CANBERRA/MELBOURNE, (Reuters) – Australia declared the end of the resources boom which had cushioned the country against the global financial crisis, a day after the world’s biggest miner BHP Billiton shelved two major expansion plans worth at least $40 billion.
“The resources boom is over,” Resources and Energy minister Martin Ferguson told Australian radio yesterday. “We’ve done well — A$270 billion ($282 billion) in investment, the envy of the world. It has got tougher in the last six to twelve months.”
Ferguson’s comments came after BHP announced it was indefinitely delaying the planned $20 billion-plus Olympic Dam copper expansion in South Australia and plans to build a new harbour, estimated at more than $20 billion, to nearly double its iron ore exports in Western Australia, looking for cheaper alternatives.
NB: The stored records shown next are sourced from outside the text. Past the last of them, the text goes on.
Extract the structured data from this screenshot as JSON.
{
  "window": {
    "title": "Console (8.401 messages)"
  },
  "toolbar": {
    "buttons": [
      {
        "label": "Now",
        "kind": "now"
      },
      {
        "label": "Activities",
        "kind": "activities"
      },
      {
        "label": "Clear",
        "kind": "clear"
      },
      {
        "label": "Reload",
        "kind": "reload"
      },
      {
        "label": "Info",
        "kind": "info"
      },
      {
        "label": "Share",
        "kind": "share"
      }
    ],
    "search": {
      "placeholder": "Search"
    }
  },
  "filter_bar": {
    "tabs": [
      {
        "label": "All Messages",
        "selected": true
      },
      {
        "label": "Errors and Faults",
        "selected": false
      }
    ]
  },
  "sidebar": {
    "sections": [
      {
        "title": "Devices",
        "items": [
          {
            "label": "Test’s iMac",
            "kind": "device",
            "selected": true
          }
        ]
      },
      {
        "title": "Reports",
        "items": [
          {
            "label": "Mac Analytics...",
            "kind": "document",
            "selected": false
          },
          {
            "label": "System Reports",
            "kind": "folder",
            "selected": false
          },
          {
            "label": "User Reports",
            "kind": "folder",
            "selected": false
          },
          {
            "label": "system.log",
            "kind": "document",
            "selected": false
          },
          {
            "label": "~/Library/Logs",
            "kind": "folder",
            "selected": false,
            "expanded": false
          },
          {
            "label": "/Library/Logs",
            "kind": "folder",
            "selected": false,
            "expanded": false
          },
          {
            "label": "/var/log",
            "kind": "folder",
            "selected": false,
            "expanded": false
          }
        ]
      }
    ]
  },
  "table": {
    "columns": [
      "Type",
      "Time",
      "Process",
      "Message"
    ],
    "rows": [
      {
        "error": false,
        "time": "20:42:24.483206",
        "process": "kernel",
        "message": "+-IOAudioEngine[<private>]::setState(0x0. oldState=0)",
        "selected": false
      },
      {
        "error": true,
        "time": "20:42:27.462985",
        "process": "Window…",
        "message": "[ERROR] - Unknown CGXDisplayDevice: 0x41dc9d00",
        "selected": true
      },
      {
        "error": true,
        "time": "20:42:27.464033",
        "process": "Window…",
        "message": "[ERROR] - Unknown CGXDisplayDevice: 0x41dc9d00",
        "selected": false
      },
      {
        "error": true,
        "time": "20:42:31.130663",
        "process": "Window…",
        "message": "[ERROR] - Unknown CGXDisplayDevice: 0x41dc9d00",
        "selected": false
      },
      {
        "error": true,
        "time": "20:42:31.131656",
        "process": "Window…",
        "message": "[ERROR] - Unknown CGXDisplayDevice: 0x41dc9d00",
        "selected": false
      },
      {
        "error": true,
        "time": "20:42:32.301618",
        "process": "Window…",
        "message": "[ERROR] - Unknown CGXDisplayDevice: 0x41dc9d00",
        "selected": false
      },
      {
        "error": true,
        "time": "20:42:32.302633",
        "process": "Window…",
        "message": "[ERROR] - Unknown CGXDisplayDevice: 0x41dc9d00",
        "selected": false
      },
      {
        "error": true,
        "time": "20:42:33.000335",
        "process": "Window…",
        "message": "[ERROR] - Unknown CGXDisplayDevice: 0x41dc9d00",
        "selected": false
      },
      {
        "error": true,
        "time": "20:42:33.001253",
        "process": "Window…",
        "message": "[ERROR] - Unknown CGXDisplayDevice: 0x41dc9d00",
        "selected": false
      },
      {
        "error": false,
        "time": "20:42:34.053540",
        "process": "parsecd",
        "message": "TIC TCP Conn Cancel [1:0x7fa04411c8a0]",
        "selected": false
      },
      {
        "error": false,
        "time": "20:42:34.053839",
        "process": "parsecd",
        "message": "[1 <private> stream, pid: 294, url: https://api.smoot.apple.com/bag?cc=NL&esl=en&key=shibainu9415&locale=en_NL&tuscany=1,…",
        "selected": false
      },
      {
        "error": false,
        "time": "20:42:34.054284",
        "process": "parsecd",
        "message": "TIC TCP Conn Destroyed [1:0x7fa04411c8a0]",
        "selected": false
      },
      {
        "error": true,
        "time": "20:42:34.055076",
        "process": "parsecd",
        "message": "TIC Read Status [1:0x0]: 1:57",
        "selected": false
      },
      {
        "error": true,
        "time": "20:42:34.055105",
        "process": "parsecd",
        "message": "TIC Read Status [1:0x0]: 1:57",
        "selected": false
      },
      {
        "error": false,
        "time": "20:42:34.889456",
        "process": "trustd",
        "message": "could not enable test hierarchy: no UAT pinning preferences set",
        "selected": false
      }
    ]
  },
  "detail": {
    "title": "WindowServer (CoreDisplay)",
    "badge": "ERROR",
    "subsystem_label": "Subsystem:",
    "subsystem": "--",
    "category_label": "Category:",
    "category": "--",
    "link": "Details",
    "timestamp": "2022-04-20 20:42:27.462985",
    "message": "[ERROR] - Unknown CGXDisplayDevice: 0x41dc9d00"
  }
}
Fuelled by Chinese-led demand for its coal, iron ore and other resources, Australia’s economy was one of the very few in the developed world to sail through the global financial crisis without sliding into recession.
The resources boom fuelled what has been dubbed a two-speed economy, which has pumped up the Australian dollar and exacerbated the pain felt in manufacturing sectors and retail in Australia’s most populous states.
While manufacturers, like Ford and Bluescope Steel , have shut down plants and axed jobs, Australia’s unemployment level has stayed around 5 percent, thanks to substantial jobs growth in resources projects, where truck drivers command six-figure pay packets.
FEAR MAY BE PREMATURE
Politicians may be worried the whole economy is moving into the slow lane, but analysts say the fear is premature, as energy projects, underpinned by customers who have already been locked in, will continue full steam ahead.